Transgender Day of Remembrance Giveaway
Over the past few weeks I've been presenting a workshop series on helping churches transform to be more affirming and inclusive of transgender and non-binary people. The timing aligned in holy synchronicity with a transwoman's coming out to the congregation. We were deeply honored to be with the people of that church as they witnessed the baptism and naming ceremony for this tender child of God. It was a moment of joy, and the support offered was moving.
It's a lovely thing to see community coming together to uplift the vulnerable. And this woman is now vulnerable in a way she wasn't just a few days before. Her risk of being murdered has shifted dangerously.
It's hard to imagine the pain a family goes through when a transgender loved one is killed. We humans don't tend to like going down painful thought pathways, and so we stop ourselves from thinking too deeply about it. We brush it off the way we've come to brush off so much societal brutality.

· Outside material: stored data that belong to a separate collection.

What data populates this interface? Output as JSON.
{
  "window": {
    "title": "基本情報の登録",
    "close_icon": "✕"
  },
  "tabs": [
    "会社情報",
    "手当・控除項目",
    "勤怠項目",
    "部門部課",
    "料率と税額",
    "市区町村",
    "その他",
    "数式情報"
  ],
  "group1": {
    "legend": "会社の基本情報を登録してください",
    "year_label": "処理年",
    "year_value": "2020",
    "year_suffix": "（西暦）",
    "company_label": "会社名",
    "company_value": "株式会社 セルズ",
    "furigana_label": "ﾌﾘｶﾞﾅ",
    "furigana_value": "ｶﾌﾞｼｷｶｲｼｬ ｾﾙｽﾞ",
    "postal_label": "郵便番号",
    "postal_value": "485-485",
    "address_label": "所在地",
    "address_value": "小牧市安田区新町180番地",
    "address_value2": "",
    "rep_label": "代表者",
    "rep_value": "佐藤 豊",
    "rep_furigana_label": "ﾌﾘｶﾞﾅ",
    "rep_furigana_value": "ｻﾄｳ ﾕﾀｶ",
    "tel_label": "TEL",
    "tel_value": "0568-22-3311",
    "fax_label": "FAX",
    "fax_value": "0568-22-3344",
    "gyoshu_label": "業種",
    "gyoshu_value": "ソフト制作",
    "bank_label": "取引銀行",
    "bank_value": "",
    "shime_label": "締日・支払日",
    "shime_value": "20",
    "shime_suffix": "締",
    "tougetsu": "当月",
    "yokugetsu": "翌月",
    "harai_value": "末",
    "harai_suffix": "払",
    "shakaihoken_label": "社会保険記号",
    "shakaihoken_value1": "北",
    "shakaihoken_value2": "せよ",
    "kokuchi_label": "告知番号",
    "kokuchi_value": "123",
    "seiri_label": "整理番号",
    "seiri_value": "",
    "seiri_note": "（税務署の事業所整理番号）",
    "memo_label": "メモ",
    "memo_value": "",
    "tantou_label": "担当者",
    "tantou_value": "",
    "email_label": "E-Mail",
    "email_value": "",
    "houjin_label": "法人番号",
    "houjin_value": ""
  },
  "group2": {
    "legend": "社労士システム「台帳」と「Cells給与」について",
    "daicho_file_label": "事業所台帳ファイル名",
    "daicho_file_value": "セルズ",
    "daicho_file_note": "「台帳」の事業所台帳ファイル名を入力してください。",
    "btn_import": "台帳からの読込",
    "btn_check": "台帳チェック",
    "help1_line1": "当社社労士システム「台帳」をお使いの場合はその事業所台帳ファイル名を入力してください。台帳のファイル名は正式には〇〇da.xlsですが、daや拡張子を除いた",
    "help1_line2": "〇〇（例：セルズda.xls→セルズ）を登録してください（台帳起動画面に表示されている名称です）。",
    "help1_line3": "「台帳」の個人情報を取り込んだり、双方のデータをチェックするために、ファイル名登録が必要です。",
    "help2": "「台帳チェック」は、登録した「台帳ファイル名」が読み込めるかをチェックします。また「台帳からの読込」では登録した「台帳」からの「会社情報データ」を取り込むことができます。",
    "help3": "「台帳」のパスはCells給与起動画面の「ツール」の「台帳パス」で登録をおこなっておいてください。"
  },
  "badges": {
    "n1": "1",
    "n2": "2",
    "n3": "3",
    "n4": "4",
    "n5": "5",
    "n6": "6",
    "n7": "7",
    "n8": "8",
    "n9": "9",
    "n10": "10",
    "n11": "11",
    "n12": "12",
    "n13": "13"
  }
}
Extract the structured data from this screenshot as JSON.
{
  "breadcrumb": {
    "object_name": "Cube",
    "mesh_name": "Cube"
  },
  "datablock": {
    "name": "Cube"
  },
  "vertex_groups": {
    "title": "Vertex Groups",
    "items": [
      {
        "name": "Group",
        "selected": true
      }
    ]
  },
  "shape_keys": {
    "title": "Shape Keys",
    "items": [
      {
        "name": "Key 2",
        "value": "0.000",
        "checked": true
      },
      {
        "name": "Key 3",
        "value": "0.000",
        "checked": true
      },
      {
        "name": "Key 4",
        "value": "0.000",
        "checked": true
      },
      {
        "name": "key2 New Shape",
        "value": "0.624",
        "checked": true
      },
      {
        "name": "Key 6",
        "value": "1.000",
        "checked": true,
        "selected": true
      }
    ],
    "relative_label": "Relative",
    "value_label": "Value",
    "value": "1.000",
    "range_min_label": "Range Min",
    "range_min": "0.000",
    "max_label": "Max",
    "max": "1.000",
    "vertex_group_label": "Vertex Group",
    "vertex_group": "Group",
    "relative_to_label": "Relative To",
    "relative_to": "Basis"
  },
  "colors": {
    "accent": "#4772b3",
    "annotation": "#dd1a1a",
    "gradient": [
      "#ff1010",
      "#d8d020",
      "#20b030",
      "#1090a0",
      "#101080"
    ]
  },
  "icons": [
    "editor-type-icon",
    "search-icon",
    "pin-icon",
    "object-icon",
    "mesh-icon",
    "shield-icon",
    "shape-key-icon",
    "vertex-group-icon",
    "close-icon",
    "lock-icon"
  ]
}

One of the powers of writing is that it helps the author process and understand the subject matter being explored. I began a work of fiction about the murder of a trans woman in part so that I would have to consider the pain. By writing about murder, I couldn't just sweep it to the outer edges of my consciousness. Instead, I entered into the pain and horror, and came away changed.
I grappled with what to suggest that you do to honor this day, dear reader. I debated including links to the gruesome stories of brutality I researched so you know what sorts of horrors take place for transgender people every week both here in the United States and around the world. People are shot, strangled, beaten, stabbed, run over, burned, and dismembered. But I decided today is perhaps not the day for that. Today instead is for remembering those lost, and for recognizing that if we all do a few small things, the world can shift toward justice on this front and others.
A small thing we are doing is giving away three copies of my Transfigured devotional, in hopes it can help soothe the pain inflicted by conservative Christian condemnation.
If you are someone or know someone who could use the book, send an email to wheretrueloveis@gmail.com.
I hope you take a moment, as we have, to read through this list of trans people lost to violence in the US:
As you do, lift a prayer for each soul, and for those who love them. Perhaps conclude with a prayer for the people who brutalized them and those who contemplate doing harm in the future; that their hearts and minds be cleansed of all darkness, and that the light of Christ overcome them.
Let's all be light today, dispelling darkness.